The facility’s addition and the presses were constructed simultaneously, says CSP plant manager Karen Williams, due to their sheer size. But unlike their peers stamping steel parts, the presses operate with the subtle hiss of rapidly heating material rather than the thunderous clap of metal dies.

There also are a pair of bond cells where the pieces are mated with adhesives. Several Fanuc robots perform an industrial ballet, moving cargo-bed pieces into the cells and presses.

The carbon fiber arrives in large sheets and is trimmed by robots before getting stamped into the main floor panel piece. Much of the trimmed pieces are ground, mixed with additional carbon-fiber material and used for other pieces of the bed. The goal is reuse 100% of the carbon fiber.

“It helps with the green-ness and sustainability of the box, but also with cost,” Voss says.

CSP officials say it currently produces one cargo box every 10 minutes with a single shift. GM declines to share capacity or output goals for the enterprise once it reaches full production.

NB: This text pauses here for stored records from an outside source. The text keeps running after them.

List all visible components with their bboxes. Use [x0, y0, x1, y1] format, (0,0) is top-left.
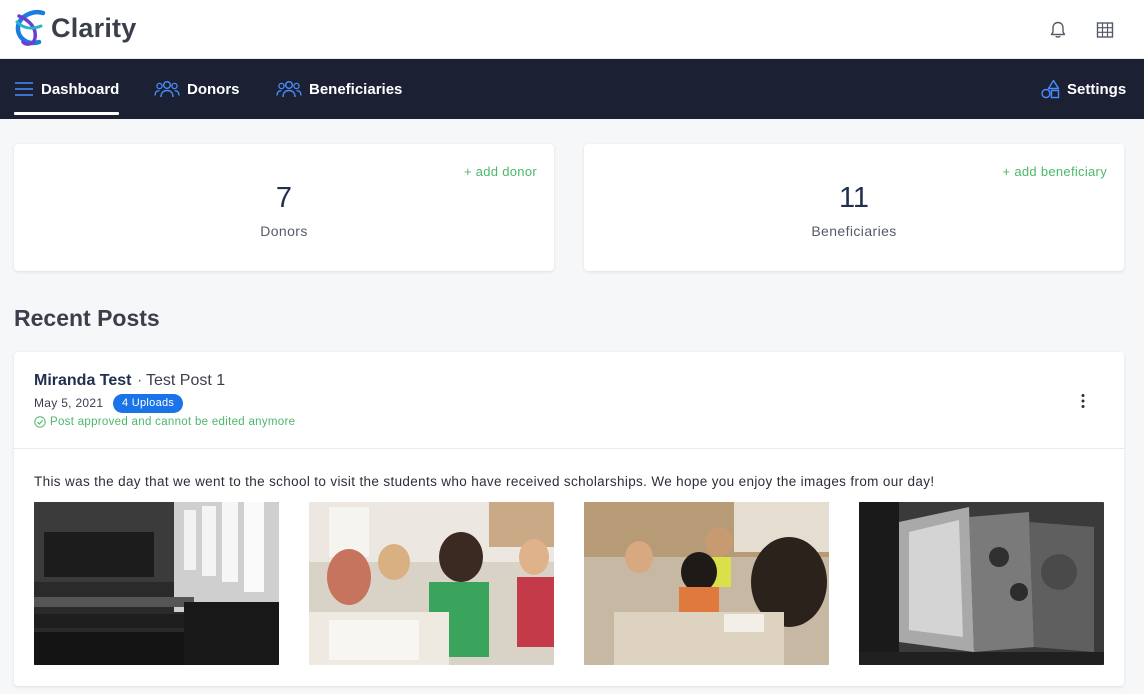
people-icon [154, 81, 180, 98]
post-image-children-writing[interactable] [309, 502, 554, 665]
nav-settings-label: Settings [1067, 80, 1127, 98]
post-author[interactable]: Miranda Test [34, 372, 132, 390]
nav-donors-label: Donors [187, 80, 240, 98]
post-status: Post approved and cannot be edited anymo… [34, 416, 295, 428]
nav-settings[interactable]: Settings [1040, 59, 1126, 119]
top-bar: Clarity [0, 0, 1144, 59]
donors-label: Donors [260, 223, 308, 239]
more-options-icon[interactable] [1074, 392, 1092, 410]
post-body: This was the day that we went to the sch… [34, 474, 935, 489]
post-status-text: Post approved and cannot be edited anymo… [50, 416, 296, 428]
shapes-icon [1041, 79, 1060, 99]
clarity-logo-icon [15, 10, 46, 46]
app-name: Clarity [51, 12, 137, 43]
post-header: Miranda Test · Test Post 1 May 5, 2021 4… [14, 352, 1124, 449]
recent-posts-title: Recent Posts [14, 305, 160, 331]
app-logo[interactable]: Clarity [13, 8, 136, 48]
post-image-classroom-wall-bw[interactable] [859, 502, 1104, 665]
add-donor-link[interactable]: + add donor [464, 164, 537, 179]
add-beneficiary-link[interactable]: + add beneficiary [1003, 164, 1107, 179]
nav-donors[interactable]: Donors [154, 59, 240, 119]
nav-dashboard[interactable]: Dashboard [14, 59, 120, 119]
post-image-classroom-bw[interactable] [34, 502, 279, 665]
donors-stat-card: + add donor 7 Donors [14, 144, 554, 271]
post-separator: · [137, 372, 143, 389]
nav-beneficiaries-label: Beneficiaries [309, 80, 403, 98]
people-icon [276, 81, 302, 98]
post-date: May 5, 2021 [34, 396, 104, 410]
beneficiaries-count: 11 [838, 182, 870, 214]
nav-dashboard-label: Dashboard [41, 80, 120, 98]
beneficiaries-stat-card: + add beneficiary 11 Beneficiaries [584, 144, 1124, 271]
uploads-badge: 4 Uploads [113, 394, 184, 413]
menu-icon [15, 82, 33, 96]
donors-count: 7 [275, 182, 293, 214]
grid-icon[interactable] [1095, 20, 1115, 40]
post-card: Miranda Test · Test Post 1 May 5, 2021 4… [14, 352, 1124, 686]
check-circle-icon [34, 416, 46, 428]
post-title: Test Post 1 [146, 372, 226, 389]
beneficiaries-label: Beneficiaries [811, 223, 897, 239]
bell-icon[interactable] [1048, 20, 1068, 40]
main-nav: Dashboard Donors Beneficiaries Settings [0, 59, 1144, 119]
nav-beneficiaries[interactable]: Beneficiaries [276, 59, 402, 119]
post-image-children-at-table[interactable] [584, 502, 829, 665]
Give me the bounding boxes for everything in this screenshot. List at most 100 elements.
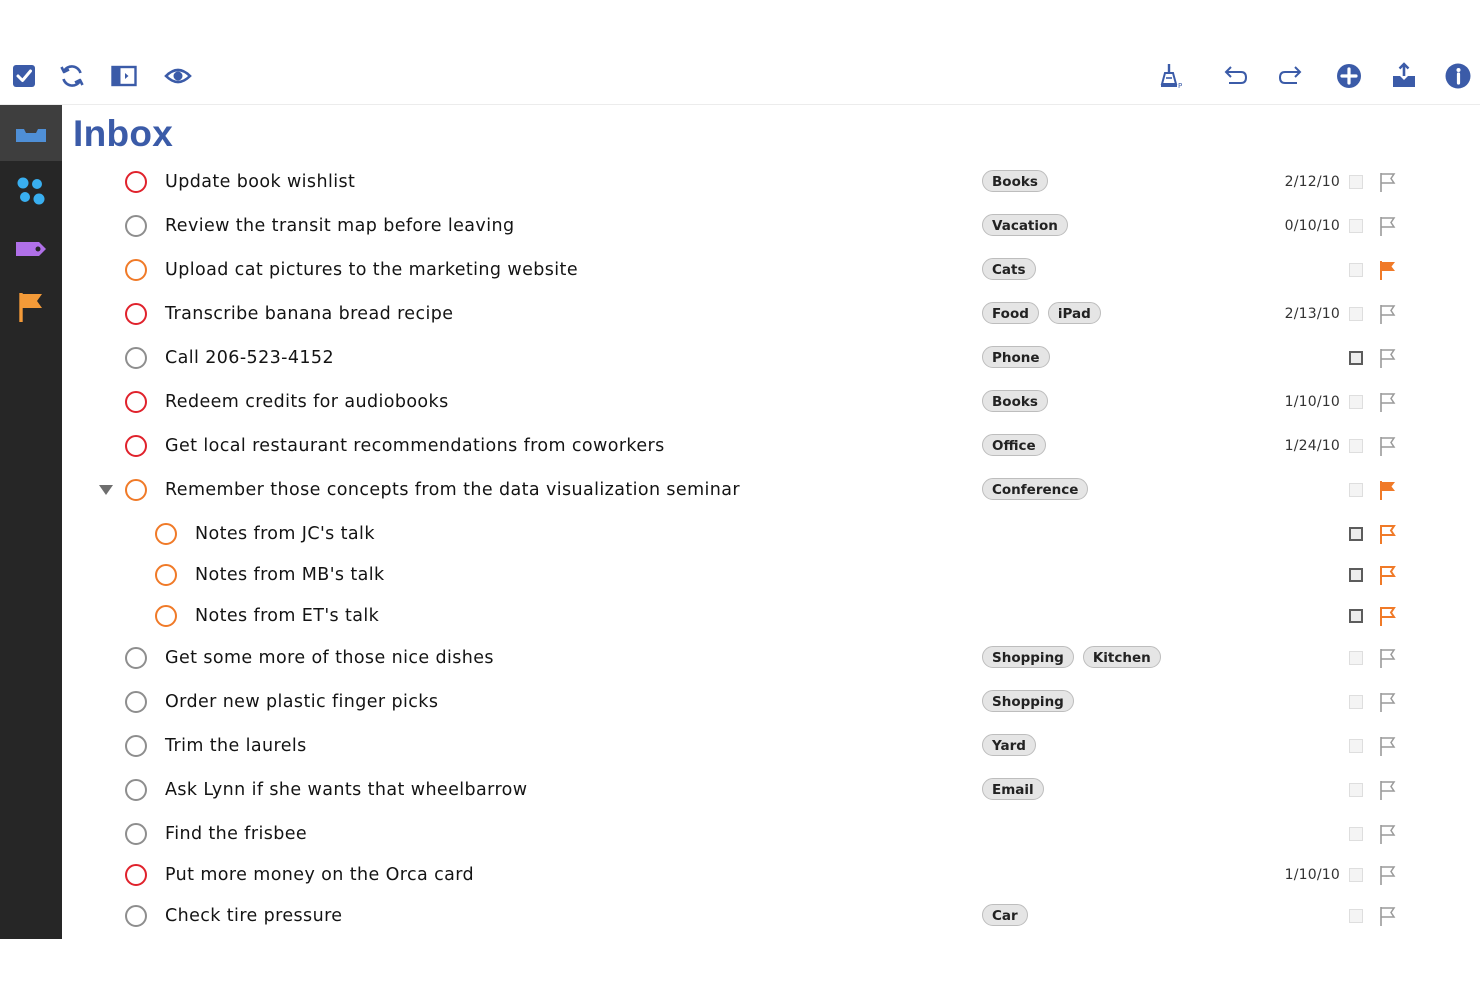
flag-icon[interactable] [1378, 347, 1398, 369]
task-row[interactable]: Notes from MB's talk [62, 557, 1480, 597]
task-title[interactable]: Review the transit map before leaving [165, 216, 514, 236]
task-checkbox[interactable] [125, 259, 147, 281]
task-row[interactable]: Transcribe banana bread recipe Food iPad 2/… [62, 296, 1480, 336]
tag-badge[interactable]: Cats [982, 258, 1036, 280]
task-checkbox[interactable] [125, 435, 147, 457]
task-select-box[interactable] [1349, 739, 1363, 753]
task-select-box[interactable] [1349, 783, 1363, 797]
task-row[interactable]: Review the transit map before leaving Vac… [62, 208, 1480, 248]
task-checkbox[interactable] [155, 523, 177, 545]
task-checkbox[interactable] [125, 864, 147, 886]
task-select-box[interactable] [1349, 395, 1363, 409]
tag-badge[interactable]: iPad [1047, 302, 1101, 324]
sidebar-item-projects[interactable] [0, 163, 62, 219]
task-checkbox[interactable] [125, 647, 147, 669]
task-checkbox[interactable] [155, 605, 177, 627]
tag-badge[interactable]: Conference [982, 478, 1089, 500]
task-title[interactable]: Ask Lynn if she wants that wheelbarrow [165, 780, 527, 800]
task-title[interactable]: Get some more of those nice dishes [165, 648, 494, 668]
task-select-box[interactable] [1349, 568, 1363, 582]
task-select-box[interactable] [1349, 868, 1363, 882]
flag-icon[interactable] [1378, 905, 1398, 927]
tag-badge[interactable]: Kitchen [1082, 646, 1161, 668]
task-row[interactable]: Redeem credits for audiobooks Books 1/10/1… [62, 384, 1480, 424]
task-checkbox[interactable] [125, 823, 147, 845]
task-row[interactable]: Put more money on the Orca card 1/10/10 [62, 857, 1480, 897]
task-select-box[interactable] [1349, 651, 1363, 665]
sidebar-item-flagged[interactable] [0, 279, 62, 335]
sidebar-toggle-icon[interactable] [109, 61, 139, 91]
flag-icon[interactable] [1378, 171, 1398, 193]
task-title[interactable]: Check tire pressure [165, 906, 342, 926]
task-title[interactable]: Transcribe banana bread recipe [165, 304, 453, 324]
flag-icon[interactable] [1378, 647, 1398, 669]
flag-icon[interactable] [1378, 735, 1398, 757]
task-checkbox[interactable] [125, 303, 147, 325]
tag-badge[interactable]: Shopping [982, 646, 1074, 668]
sidebar-item-inbox[interactable] [0, 105, 62, 161]
flag-icon[interactable] [1378, 823, 1398, 845]
task-select-box[interactable] [1349, 827, 1363, 841]
task-select-box[interactable] [1349, 219, 1363, 233]
task-row[interactable]: Order new plastic finger picks Shopping [62, 684, 1480, 724]
task-checkbox[interactable] [125, 347, 147, 369]
task-row[interactable]: Call 206-523-4152 Phone [62, 340, 1480, 380]
task-select-box[interactable] [1349, 483, 1363, 497]
task-select-box[interactable] [1349, 263, 1363, 277]
flag-icon[interactable] [1378, 691, 1398, 713]
task-title[interactable]: Trim the laurels [165, 736, 307, 756]
task-checkbox[interactable] [125, 691, 147, 713]
flag-icon[interactable] [1378, 391, 1398, 413]
task-title[interactable]: Redeem credits for audiobooks [165, 392, 449, 412]
flag-icon[interactable] [1378, 303, 1398, 325]
task-row[interactable]: Check tire pressure Car [62, 898, 1480, 938]
flag-icon[interactable] [1378, 605, 1398, 627]
tag-badge[interactable]: Vacation [982, 214, 1068, 236]
task-title[interactable]: Find the frisbee [165, 824, 307, 844]
task-select-box[interactable] [1349, 307, 1363, 321]
task-select-box[interactable] [1349, 609, 1363, 623]
info-icon[interactable] [1443, 61, 1473, 91]
tag-badge[interactable]: Office [982, 434, 1046, 456]
disclosure-triangle-icon[interactable] [99, 485, 113, 495]
task-row[interactable]: Trim the laurels Yard [62, 728, 1480, 768]
task-select-box[interactable] [1349, 527, 1363, 541]
sidebar-item-tags[interactable] [0, 221, 62, 277]
task-row[interactable]: Get local restaurant recommendations fro… [62, 428, 1480, 468]
tag-badge[interactable]: Books [982, 390, 1048, 412]
task-checkbox[interactable] [125, 779, 147, 801]
tag-badge[interactable]: Yard [982, 734, 1036, 756]
tag-badge[interactable]: Car [982, 904, 1028, 926]
tag-badge[interactable]: Books [982, 170, 1048, 192]
task-checkbox[interactable] [125, 735, 147, 757]
task-title[interactable]: Remember those concepts from the data vi… [165, 480, 740, 500]
task-title[interactable]: Get local restaurant recommendations fro… [165, 436, 665, 456]
eye-icon[interactable] [163, 61, 193, 91]
redo-icon[interactable] [1277, 61, 1307, 91]
task-select-box[interactable] [1349, 439, 1363, 453]
flag-icon[interactable] [1378, 479, 1398, 501]
task-title[interactable]: Upload cat pictures to the marketing web… [165, 260, 578, 280]
task-title[interactable]: Put more money on the Orca card [165, 865, 474, 885]
task-select-box[interactable] [1349, 175, 1363, 189]
tag-badge[interactable]: Email [982, 778, 1044, 800]
task-title[interactable]: Notes from MB's talk [195, 565, 385, 585]
task-title[interactable]: Call 206-523-4152 [165, 348, 334, 368]
task-title[interactable]: Notes from ET's talk [195, 606, 379, 626]
task-checkbox[interactable] [125, 215, 147, 237]
task-row[interactable]: Ask Lynn if she wants that wheelbarrow Em… [62, 772, 1480, 812]
task-checkbox[interactable] [125, 171, 147, 193]
tag-badge[interactable]: Food [982, 302, 1039, 324]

Up the road at the assembly plant for the Sierra and Silverado, production of the new trucks is performed around the clock. GM invested $1.2 billion into the 4.6 million sq.-ft. (427,354 sq.-m) facility two years ago to build the new trucks in both crew-cab and double-cab body styles. Models with the CarbonPro box will be added to the line shortly.

Herrick says GM chose to execute a carbon-fiber cargo bed because it seemed a logical application and, unlike some industry applications of the technology for functional purposes, it is customer-facing. The $65,000-plus Sierra Denali and AT4 also would absorb the cost of the material more easily, too. It will be part of a “carbon” package including unique wheels, technology content and specific badging. Pricing has not been released.

For Herrick and his team, production launch of CarbonPro is a deeply personal event.

Tim Connors, GM’s former global manufacturing chief for fullsize trucks and an internal champion for CarbonPro, passed away ahead of its market release. He was struck and killed by a motorist while riding his motorcycle north of Detroit. As tribute, the underside of every CarbonPro is stamped with a “Connors Way” Easter egg.